Tabii ki, Elvan Çelebi’nin bu sözlerini, Moğolların gerçekten de Baba İlyas’ın sözüyle Anadolu’ya geldiklerinin somut kanıtları olarak görmek kolay değildir. Ama onun Baba İlyas’ın ne kadar güçlü olduğunu gösterebilmek için Moğolların ona ve yoluna ne kadar saygılı davrandıklarını anlatmak peşinde olduğunu, bu arada da herhangi bir Moğol aleyhtarlığı içinde olmadığını söyleyebiliriz. Bu bağlamda, Elvan Çelebi’nin, Avrasya’dakine göre çok daha küçük ölçekte olsa da bir Türk-Moğol sentezinin arenası olan ve Anadolu’daki Moğol büyük valilerinin mirasçısı bulunan Eretna beyliğinde eserini verdiğini hatırlamak da faydadan uzak olmayabilir.

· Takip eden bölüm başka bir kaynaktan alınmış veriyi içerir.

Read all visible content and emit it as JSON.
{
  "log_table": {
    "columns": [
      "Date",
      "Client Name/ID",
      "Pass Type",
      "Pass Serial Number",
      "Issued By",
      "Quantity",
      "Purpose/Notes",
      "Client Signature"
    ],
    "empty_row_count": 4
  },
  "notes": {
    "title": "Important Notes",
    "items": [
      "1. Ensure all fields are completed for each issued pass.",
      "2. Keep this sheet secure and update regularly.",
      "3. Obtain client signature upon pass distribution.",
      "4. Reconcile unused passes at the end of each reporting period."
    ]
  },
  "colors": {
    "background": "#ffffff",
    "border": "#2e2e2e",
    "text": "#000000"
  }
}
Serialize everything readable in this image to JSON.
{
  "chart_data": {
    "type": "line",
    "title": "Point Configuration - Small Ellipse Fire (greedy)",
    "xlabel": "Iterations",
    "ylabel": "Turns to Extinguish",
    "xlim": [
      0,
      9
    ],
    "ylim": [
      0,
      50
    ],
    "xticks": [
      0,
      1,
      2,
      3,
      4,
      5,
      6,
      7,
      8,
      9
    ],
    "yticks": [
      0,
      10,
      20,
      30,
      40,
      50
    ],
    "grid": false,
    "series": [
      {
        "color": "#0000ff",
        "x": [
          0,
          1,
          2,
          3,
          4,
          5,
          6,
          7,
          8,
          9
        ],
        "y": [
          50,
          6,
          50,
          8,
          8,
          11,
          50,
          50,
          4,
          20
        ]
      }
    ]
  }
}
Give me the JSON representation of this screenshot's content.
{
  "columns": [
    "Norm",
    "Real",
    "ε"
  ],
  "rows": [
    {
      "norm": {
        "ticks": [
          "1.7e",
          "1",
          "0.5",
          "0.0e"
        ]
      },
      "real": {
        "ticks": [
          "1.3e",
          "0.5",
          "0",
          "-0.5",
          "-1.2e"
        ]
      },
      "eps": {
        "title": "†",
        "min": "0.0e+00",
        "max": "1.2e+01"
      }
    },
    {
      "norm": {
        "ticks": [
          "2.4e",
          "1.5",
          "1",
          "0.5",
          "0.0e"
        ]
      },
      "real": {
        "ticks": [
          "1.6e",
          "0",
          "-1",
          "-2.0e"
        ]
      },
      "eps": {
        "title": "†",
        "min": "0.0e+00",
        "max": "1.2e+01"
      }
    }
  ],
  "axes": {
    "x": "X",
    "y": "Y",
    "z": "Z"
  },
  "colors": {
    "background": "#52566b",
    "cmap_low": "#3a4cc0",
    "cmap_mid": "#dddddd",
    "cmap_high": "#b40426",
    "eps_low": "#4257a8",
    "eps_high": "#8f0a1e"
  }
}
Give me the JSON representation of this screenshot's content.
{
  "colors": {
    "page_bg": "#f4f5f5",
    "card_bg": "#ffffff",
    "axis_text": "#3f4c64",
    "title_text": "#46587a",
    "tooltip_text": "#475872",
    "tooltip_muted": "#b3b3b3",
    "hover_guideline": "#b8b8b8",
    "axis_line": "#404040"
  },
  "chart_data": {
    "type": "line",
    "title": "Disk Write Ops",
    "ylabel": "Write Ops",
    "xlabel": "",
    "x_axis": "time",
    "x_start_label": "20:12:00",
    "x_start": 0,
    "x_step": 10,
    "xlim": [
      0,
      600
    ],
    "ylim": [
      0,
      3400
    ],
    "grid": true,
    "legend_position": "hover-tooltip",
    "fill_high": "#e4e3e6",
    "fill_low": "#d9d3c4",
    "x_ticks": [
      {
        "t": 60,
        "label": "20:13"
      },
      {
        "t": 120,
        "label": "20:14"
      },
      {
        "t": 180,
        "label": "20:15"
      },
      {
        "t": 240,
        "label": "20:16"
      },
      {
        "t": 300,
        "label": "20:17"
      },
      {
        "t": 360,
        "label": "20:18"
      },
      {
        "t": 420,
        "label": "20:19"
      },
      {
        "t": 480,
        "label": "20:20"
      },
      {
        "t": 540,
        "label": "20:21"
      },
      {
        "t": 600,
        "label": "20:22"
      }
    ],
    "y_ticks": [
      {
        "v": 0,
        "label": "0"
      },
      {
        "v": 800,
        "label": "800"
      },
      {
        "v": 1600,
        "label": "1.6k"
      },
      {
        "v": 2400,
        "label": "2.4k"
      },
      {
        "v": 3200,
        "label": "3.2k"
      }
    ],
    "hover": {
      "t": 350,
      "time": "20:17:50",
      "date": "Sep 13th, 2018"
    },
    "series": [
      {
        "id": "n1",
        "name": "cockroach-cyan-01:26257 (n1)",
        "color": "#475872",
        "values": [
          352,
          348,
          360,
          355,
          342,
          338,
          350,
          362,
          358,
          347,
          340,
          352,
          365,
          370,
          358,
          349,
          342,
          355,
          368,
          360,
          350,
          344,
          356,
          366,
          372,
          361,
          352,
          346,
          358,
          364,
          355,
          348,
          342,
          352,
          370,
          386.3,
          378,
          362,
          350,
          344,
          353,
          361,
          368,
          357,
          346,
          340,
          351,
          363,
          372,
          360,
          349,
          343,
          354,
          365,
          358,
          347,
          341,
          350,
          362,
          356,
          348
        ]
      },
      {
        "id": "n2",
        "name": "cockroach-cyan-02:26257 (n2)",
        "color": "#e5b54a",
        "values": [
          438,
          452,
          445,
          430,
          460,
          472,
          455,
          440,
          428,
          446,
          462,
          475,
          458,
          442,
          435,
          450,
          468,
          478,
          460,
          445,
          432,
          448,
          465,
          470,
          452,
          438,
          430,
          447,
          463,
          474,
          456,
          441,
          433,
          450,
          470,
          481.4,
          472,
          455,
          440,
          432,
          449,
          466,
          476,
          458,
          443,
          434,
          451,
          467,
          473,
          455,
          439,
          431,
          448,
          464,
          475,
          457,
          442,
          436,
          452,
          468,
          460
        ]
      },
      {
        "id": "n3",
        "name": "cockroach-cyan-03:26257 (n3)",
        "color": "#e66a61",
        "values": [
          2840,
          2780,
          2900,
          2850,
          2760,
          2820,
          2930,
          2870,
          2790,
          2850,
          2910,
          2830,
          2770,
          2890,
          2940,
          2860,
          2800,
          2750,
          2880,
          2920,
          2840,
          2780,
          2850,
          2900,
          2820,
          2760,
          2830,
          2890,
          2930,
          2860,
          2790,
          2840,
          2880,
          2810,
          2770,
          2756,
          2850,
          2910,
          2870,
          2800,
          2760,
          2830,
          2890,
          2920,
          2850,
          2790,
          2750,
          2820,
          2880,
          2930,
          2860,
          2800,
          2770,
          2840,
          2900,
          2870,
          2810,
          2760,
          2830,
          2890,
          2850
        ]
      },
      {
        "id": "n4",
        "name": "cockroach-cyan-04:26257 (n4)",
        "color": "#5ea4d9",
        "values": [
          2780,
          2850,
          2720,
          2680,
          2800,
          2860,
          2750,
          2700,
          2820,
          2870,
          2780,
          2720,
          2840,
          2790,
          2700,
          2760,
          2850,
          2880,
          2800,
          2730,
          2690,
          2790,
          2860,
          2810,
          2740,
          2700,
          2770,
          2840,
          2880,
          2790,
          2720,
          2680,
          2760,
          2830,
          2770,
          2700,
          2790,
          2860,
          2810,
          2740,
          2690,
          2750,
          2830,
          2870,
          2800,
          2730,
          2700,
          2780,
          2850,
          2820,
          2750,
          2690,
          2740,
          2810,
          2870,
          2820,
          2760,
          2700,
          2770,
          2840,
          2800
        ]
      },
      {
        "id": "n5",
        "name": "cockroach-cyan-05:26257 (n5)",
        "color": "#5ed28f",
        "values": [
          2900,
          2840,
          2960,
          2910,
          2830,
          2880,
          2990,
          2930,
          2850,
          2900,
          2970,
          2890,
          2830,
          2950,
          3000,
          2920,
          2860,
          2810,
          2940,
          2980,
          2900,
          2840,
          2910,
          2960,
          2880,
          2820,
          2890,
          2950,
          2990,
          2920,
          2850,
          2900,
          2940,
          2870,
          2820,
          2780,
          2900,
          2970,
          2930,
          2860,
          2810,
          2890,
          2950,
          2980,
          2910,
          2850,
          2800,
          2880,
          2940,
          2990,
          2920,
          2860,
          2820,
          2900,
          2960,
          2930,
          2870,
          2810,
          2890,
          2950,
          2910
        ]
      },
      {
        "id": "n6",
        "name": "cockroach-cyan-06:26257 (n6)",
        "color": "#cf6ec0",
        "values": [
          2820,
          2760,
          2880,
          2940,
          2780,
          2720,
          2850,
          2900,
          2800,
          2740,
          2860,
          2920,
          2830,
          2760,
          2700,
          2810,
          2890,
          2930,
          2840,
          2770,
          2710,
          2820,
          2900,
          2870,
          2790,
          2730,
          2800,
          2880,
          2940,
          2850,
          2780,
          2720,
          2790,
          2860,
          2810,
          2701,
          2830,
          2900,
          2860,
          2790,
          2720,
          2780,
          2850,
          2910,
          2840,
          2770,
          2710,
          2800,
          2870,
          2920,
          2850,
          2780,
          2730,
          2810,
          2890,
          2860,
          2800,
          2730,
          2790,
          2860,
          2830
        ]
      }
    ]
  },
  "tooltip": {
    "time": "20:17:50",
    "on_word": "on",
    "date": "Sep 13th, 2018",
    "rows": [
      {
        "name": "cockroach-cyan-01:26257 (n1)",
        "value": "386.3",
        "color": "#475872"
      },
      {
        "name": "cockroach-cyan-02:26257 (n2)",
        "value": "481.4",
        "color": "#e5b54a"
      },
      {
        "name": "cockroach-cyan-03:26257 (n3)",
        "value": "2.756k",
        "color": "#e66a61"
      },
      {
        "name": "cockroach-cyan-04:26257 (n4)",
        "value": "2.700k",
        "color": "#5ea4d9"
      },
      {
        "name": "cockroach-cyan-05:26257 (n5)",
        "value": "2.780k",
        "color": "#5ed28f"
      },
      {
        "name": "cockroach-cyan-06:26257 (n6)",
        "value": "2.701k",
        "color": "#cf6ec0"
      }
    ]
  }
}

Elvan Çelebi’nin Selçuklu hanedanı ve özel olarak II. Gıyaseddin Keyhüsrev karşıtlığı ise yorum gerektirmeyecek kadar şeffaftır. Ona göre, kendisine yapılan haksızlık ve zulümden dolayı Baba İlyas, Rum’a seksen yıl boyunca Hüdâ’nın rahmet indirmeyeceğini söylemiş ve şu hitapta bulunmuş:

“Döndi gaybâna aydur iy Selçuk

Kim senün gibi dakı bir şâh yok”

Sonrasında ise Elvan Çelebi’nin büyük dedesine atfettiği şu kehanetler var:

“Hutbeden sultan adını yuyalar

Hutbeyi han adına okıyalar

Gele bir tayife bu mülki ala

Sana milkten nişan vebal kala

Atunı binüben tonun geyeler

Yurdını aluban seni süreler

Bu kahırdan kamu deniz geçesiz

Alnunuza kâfir haçın basasız.”

Tabii ki burada, bu satırların, 1358’de her şey olup bittikten sonra kehanet formunda ama geriye dönük olarak yazıldığını göz önünde tutmak durumundayız. Moğolların Anadolu’ya geldiği, İzzeddin Keykavus’un onlarla çatıştıktan sonra Bizans’a sığındığı ve deniz geçerek Avrupa yakasına gittiği herhâlde Elvan Çelebi için sır değildi. Yine de bu dizelerin, Keykavus ile birlikte Bizans’a sığınan ve daha sonra da tanassur ederek Gagavuz olarak bilinecek olan Türkmen grubunun tarihine ait bir referans olmak açısından değerli olduğunu söyleyebiliriz.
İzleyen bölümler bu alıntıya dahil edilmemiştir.